A catalogue of poor performances pockmarked by ill-discipline and questionable tactics had withered the fans’ love for an increasingly truculent Conte. It got to the point against West Ham recently the familiar “Antonio, Antonio” chant was left unsung for the first time since it was conceived 18 months ago. The failed defence of the Premier League title and timid exits to Arsenal in the Carabao Cup and Barcelona in the Champions League had disappointed, but losing a 28-year undefeated home record to Tottenham was unacceptable. Had Roman Abramovich decided to sack Conte at this juncture, there is every chance he would have been lauded by Blues fans for doing so.
That the notoriously impatient Abramovich chose to do nothing raised questions as to why. It would have cost the Russian the best part of £10 million in compensation to rid himself of the Italian — and it still could if it comes to that in the next month or so. Financial considerations have never been an issue before for the billionaire Chelsea owner when it comes to terminating contracts of managers abruptly so maybe his decision owed more to the fact the candidature of the managers linked with the hot seat failed to motivate him sufficiently to wield the ax.
As far as Blues supporters are concerned, Luis Enrique (ex-Barcelona), Maurizio Sarri (Napoli), Brendan Rodgers (Celtic) and Massimiliano Allegri (Juventus) are not viewed as an upgrade, while there has been little enthusiasm for other coaches including Leonardo Jardim (Monaco), Thomas Tuchel (ex-Dortmund) and former double-winning Chelsea manager Carlo Ancelotti.
The renaissance in support for Conte has come largely because the Italian has once again proved his worth as a shrewd tactician and this will not have been lost on Abramovich as he weighs his options up.
In the league game following the 1-1 draw with West Ham, Chelsea went 2-0 behind to Southampton at St.
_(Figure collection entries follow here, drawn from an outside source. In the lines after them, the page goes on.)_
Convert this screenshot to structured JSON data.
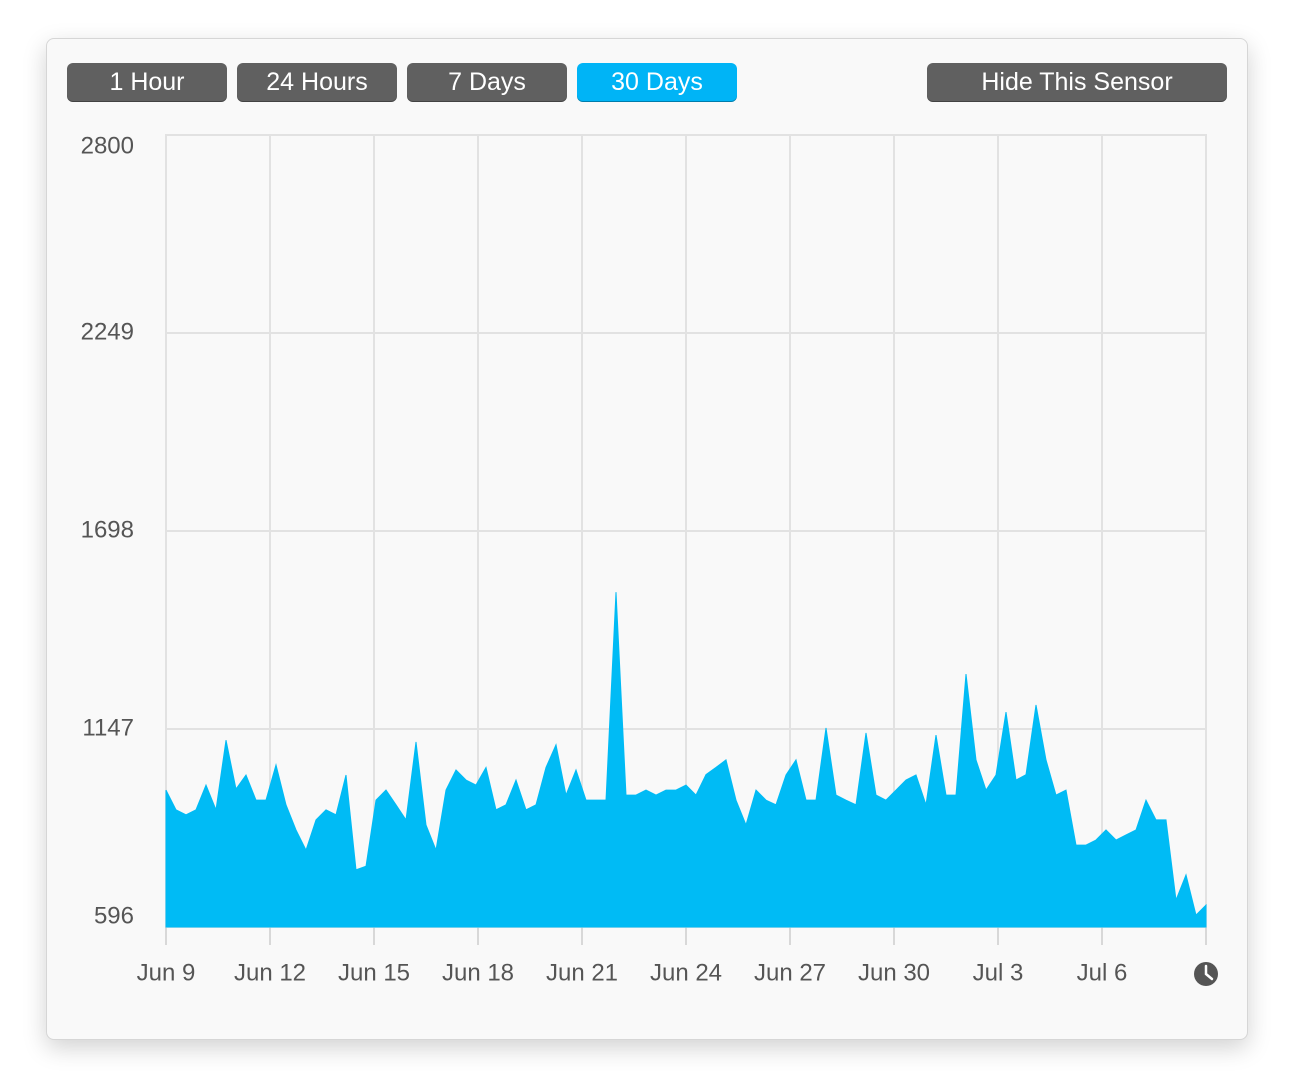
{
  "buttons": [
    "1 Hour",
    "24 Hours",
    "7 Days",
    "30 Days",
    "Hide This Sensor"
  ],
  "active_button": 3,
  "chart_data": {
    "type": "area",
    "color": "#00bbf5",
    "grid": true,
    "xticks": [
      "Jun 9",
      "Jun 12",
      "Jun 15",
      "Jun 18",
      "Jun 21",
      "Jun 24",
      "Jun 27",
      "Jun 30",
      "Jul 3",
      "Jul 6",
      null
    ],
    "ylim": [
      596,
      2800
    ],
    "yticks": [
      596,
      1147,
      1698,
      2249,
      2800
    ],
    "values": [
      977,
      922,
      908,
      922,
      991,
      922,
      1116,
      980,
      1019,
      949,
      949,
      1047,
      936,
      866,
      810,
      894,
      922,
      908,
      1019,
      755,
      765,
      949,
      977,
      936,
      894,
      1111,
      880,
      810,
      977,
      1033,
      1005,
      991,
      1040,
      922,
      936,
      1005,
      922,
      936,
      1040,
      1103,
      963,
      1033,
      949,
      949,
      949,
      1528,
      963,
      963,
      977,
      963,
      977,
      977,
      991,
      963,
      1020,
      1040,
      1061,
      949,
      880,
      977,
      949,
      936,
      1019,
      1061,
      949,
      949,
      1150,
      963,
      949,
      936,
      1136,
      963,
      949,
      977,
      1005,
      1019,
      936,
      1130,
      963,
      963,
      1300,
      1061,
      977,
      1019,
      1194,
      1005,
      1020,
      1214,
      1061,
      963,
      977,
      824,
      824,
      838,
      866,
      838,
      852,
      866,
      949,
      894,
      894,
      671,
      741,
      629,
      657
    ]
  }
}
Mary’s. The writing was on the wall for the Blues boss but instead of giving up the ghost he made a double substitution, taking off Davide Zappacosta and Alvaro Morata and sending on Pedro and Olivier Giroud. A shift of formation from 3-4-3 to 4-2-3-1 with Pedro, Willian and Eden Hazard buzzing behind Giroud flummoxed the Saints defence to the point of capitulation. Chelsea scored three goals and won the game.
In the next match away to Burnley, a team who have fashioned their unexpected success in the league this season on the back of mean defending, Conte deployed a 3-5-2 set-up fielding Giroud and Morata as twin strikers. It was manna from heaven for supporters who’d been praying to see this type of experiment. The Blues won a pulsating game 2-1.